Alguns dados das desigualdades

No acesso aos serviços públicos como Educação universitária, moradia, etc. e em todos os indicadores sociais, negros e negras estão sempre com os índices mais baixos.

A necessidade de trabalho desde jovem e a pobreza das famílias empurram os jovens negros para fora da escola. Isso faz com que as taxa de analfabetismo seja de 11,2% entre os pretos e entre os brancos seja de 5%. Para a população acima de 18 anos 62% da população branca conseguiu completar o ensino fundamental, já entre os negros é de 47%.

E no “mundo” do trabalho, os capitalistas, além de pagarem os salários mais baixos, criam um conjunto de relações que agravam ainda mais as desigualdades: A renda de negros é em média 56% daquilo que um trabalhador branco recebe. Os postos de trabalho oferecidos são os mais precários e degradantes mesmo quando negros e negras possuem alto grau de escolaridade. Sujeitam às maiores taxas de desemprego. Enquanto 10,3% de trabalhadores brancos estão desempregados sobe para 15,8% entre pretos e 15,1% entre pardos.

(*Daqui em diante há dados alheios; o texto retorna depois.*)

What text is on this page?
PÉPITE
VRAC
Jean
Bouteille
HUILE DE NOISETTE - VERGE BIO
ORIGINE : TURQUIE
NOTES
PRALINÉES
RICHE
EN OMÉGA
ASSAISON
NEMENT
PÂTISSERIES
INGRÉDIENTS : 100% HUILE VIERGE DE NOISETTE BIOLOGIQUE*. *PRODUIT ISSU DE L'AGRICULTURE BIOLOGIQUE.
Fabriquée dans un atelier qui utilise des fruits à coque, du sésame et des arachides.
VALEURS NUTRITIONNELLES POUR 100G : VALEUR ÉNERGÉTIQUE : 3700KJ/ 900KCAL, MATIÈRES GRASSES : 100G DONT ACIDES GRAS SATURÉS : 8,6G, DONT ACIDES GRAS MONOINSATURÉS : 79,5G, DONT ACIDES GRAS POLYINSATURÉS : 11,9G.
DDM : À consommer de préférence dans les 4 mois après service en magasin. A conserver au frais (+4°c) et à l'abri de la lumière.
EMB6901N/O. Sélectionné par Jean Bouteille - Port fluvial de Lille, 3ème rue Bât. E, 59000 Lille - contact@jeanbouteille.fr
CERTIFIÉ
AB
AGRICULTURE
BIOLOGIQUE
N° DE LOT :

Na estrutura de cargos é disponibilizado apenas 6,3% na gerência e 4,7% no quadro executivo.

O mito da democracia racial

Nos Estados Unidos o racismo sempre foi uma política de Estado. Nos ônibus os negros não podiam sentar no banco da frente, eram proibidos de frequentar escola, eram proibidos de realizar manifestações, etc. Era um racismo direto, assumido.

Já no Brasil o combate ao racismo é uma das batalhas mais difíceis, pois é mascarado. Leis o proíbem e o discurso oficial é o de que há igualdade entre negros e brancos.

Por trás desse discurso tem um mito, construído há décadas, que serve só para esconder o racismo e merece ser desmascarado: de que vivemos em uma democracia racial.

É como se no Brasil convivêssemos de forma harmoniosa e pacifica entre as raças por conta da mistura e da miscigenação “voluntária” que não ocorreu em nenhum outro lugar do mundo.

Com isso a burguesia brasileira quer provar que não há diferenças entre as raças, que as oportunidades são iguais para todos e que o sucesso ou insucesso só depende da dedicação de cada. Dessa forma, faz o discurso do mérito para desconsiderar o processo histórico de exclusão da população negra desde a chamada abolição.

Contudo, no cotidiano, negros e negras vivem situações de racismo, de violências e de desigualdades como demonstram todos os indicadores.

Para lutarmos contra o racismo é fundamental o reconhecimento de sua existência. Por isso, a burguesia brasileira faz de tudo para escondê-lo e nós fazemos de tudo para mostra-lo! Queremos pôr fim ao racismo e a tudo que o sustenta!